Si Bruxelles devait prendre cette décision, "le plus gros enjeu financier" pour les mutuelles porterait sur les contrats responsables et solidaires, lesquels "représentent la quasi-totalité des couvertures d'assurance maladie complémentaires". Destinés à encourager les patients à respecter le parcours de soins coordonnés, ces contrats sont taxés depuis cette année à 3,5% (la taxe sur les conventions d'assurance étant de 7%).

Pour Bruxelles, les aides sociales doivent être octroyées aux consommateurs individuels.

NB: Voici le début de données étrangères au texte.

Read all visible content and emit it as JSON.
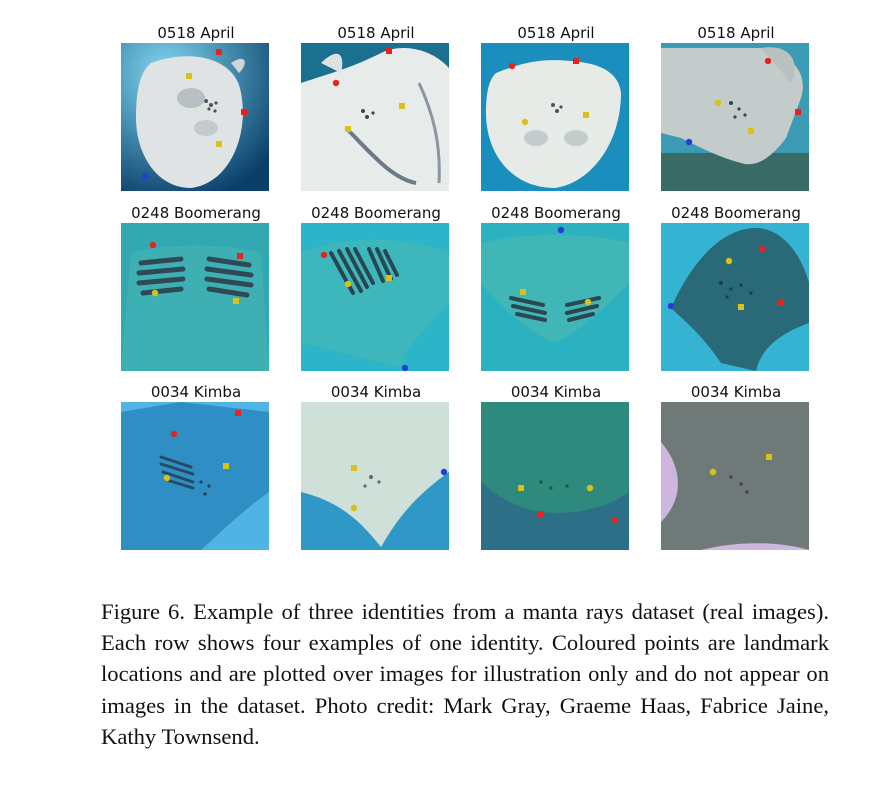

Dans ce cadre, la Commission estime que rien ne garantit que "l'avantage [aux mutuelles] est répercuté en totalité auprès des consommateurs". De surcroît, elle dénonce des "distorsions de concurrence liées au fait que toutes les entreprises du secteur ne bénéficient pas de telles aides".

Si une telle position était adoptée par Bruxelles, notent Les Echos, "plusieurs centaines de millions de prélèvements supplémentaires" seraient à inscrire dans la loi de finances de 2012, en plus des taxes récentes.

Relance du débat sur l'euthanasie
Le Sénat examine aujourd'hui une proposition de loi visant à permettre une "assistance médicalisée à mourir". Ce texte a été adopté par les parlementaires la semaine dernière en commission. Avec cette nouvelle tentative de légaliser l'euthanasie, note Le Figaro (page 11), "la polémique irréductible entre partisans et opposants de l'euthanasie est ainsi relancée". Mais aujourd'hui, l'adoption du texte n'est pas impossible tant les soutiens sont nombreux "dans l'opposition et les rangs centristes", remarque Le Monde (page 8).

Comme l'observe Le Monde, cette proposition de loi vise à "compléter la loi Leonetti sur la fin de vie, qui autorise les médecins à une forme de ”laisser mourir” en soulageant la douleur d'un patient, quitte à abréger sa vie".

De son côté, le Premier ministre a clairement affiché son opposition à cette initiative parlementaire. Dans un entretien accordé au Monde, Francois Fillon estime que "cette limite ne doit pas être franchie". Il défend de préférence "le développement des soins palliatifs" et le "refus de l'acharnement thérapeutique". Une position d'ailleurs partagée par le ministre de la Santé, hier sur RMC. En effet, ajoute Le Figaro, pour Xavier Bertrand, "les Français veulent qu'on accompagne, qu'on évite les douleurs insupportables" mais sans "changer de système".